Another interesting thing is that they don’t really sell baby monitors in South Korea. We looked at the baby specialty store and emart. We asked and they didn’t carry them. We didn’t bring our monitor from home because the voltage is different so it would not work without a transformer. So we had to order one online from Europe and have it shipped to us. I don’t know the real reason it was so difficult to find a monitor. I have a theory, but it may be completely wrong.

There are two types of apartments in Korea. One is residential and the other business style. The residential apartments are traditional Korean apartments. They only have air conditioning in the master bedroom. They do have windows and balconies to keep the house cool. The business style apartments are larger and more expensive. They have more western conveniences like a bathtub and more air conditioning units in the apartment.

My theory is that most of the young families live in the residential style apartments. If the master bedroom is the only room with air conditioning, maybe most of the family sleeps in that room together. You don’t need a monitor if your baby is in your room.

I think I need to do another post on the things in my apartment that you would not find in the United States.

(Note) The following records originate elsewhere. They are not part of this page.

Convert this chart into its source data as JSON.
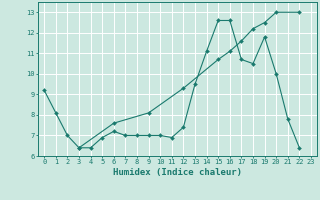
{
  "xlabel": "Humidex (Indice chaleur)",
  "bg_color": "#cce8e0",
  "line_color": "#1a7a6e",
  "grid_color": "#ffffff",
  "line1_x": [
    0,
    1,
    2,
    3,
    4,
    5,
    6,
    7,
    8,
    9,
    10,
    11,
    12,
    13,
    14,
    15,
    16,
    17,
    18,
    19,
    20,
    21,
    22
  ],
  "line1_y": [
    9.2,
    8.1,
    7.0,
    6.4,
    6.4,
    6.9,
    7.2,
    7.0,
    7.0,
    7.0,
    7.0,
    6.9,
    7.4,
    9.5,
    11.1,
    12.6,
    12.6,
    10.7,
    10.5,
    11.8,
    10.0,
    7.8,
    6.4
  ],
  "line2_x": [
    3,
    6,
    9,
    12,
    15,
    16,
    17,
    18,
    19,
    20,
    22
  ],
  "line2_y": [
    6.4,
    7.6,
    8.1,
    9.3,
    10.7,
    11.1,
    11.6,
    12.2,
    12.5,
    13.0,
    13.0
  ],
  "xlim": [
    -0.5,
    23.5
  ],
  "ylim": [
    6.0,
    13.5
  ],
  "xticks": [
    0,
    1,
    2,
    3,
    4,
    5,
    6,
    7,
    8,
    9,
    10,
    11,
    12,
    13,
    14,
    15,
    16,
    17,
    18,
    19,
    20,
    21,
    22,
    23
  ],
  "yticks": [
    6,
    7,
    8,
    9,
    10,
    11,
    12,
    13
  ],
  "markersize": 2.0,
  "linewidth": 0.8,
  "tick_fontsize": 5.0,
  "label_fontsize": 6.5
}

3 thoughts on “Korean culture (part 2)

  1. John

    We didn’t have a baby monitor when you were young. Doors could be left partially open, however, loud, healthy lungs prevailed. (Even though we used a white noise machine.)

    • suzfaust

      With our new house, her room seems so far away. The living room is between our bedroom and hers. I sleep with earplugs. I don’t know if I would hear her or not… I know Tim will most likely not.

  2. Marianne Sharkey

    Love the post. I agree with you …The book should be part of the orientation I would find it very helpful and welcomed.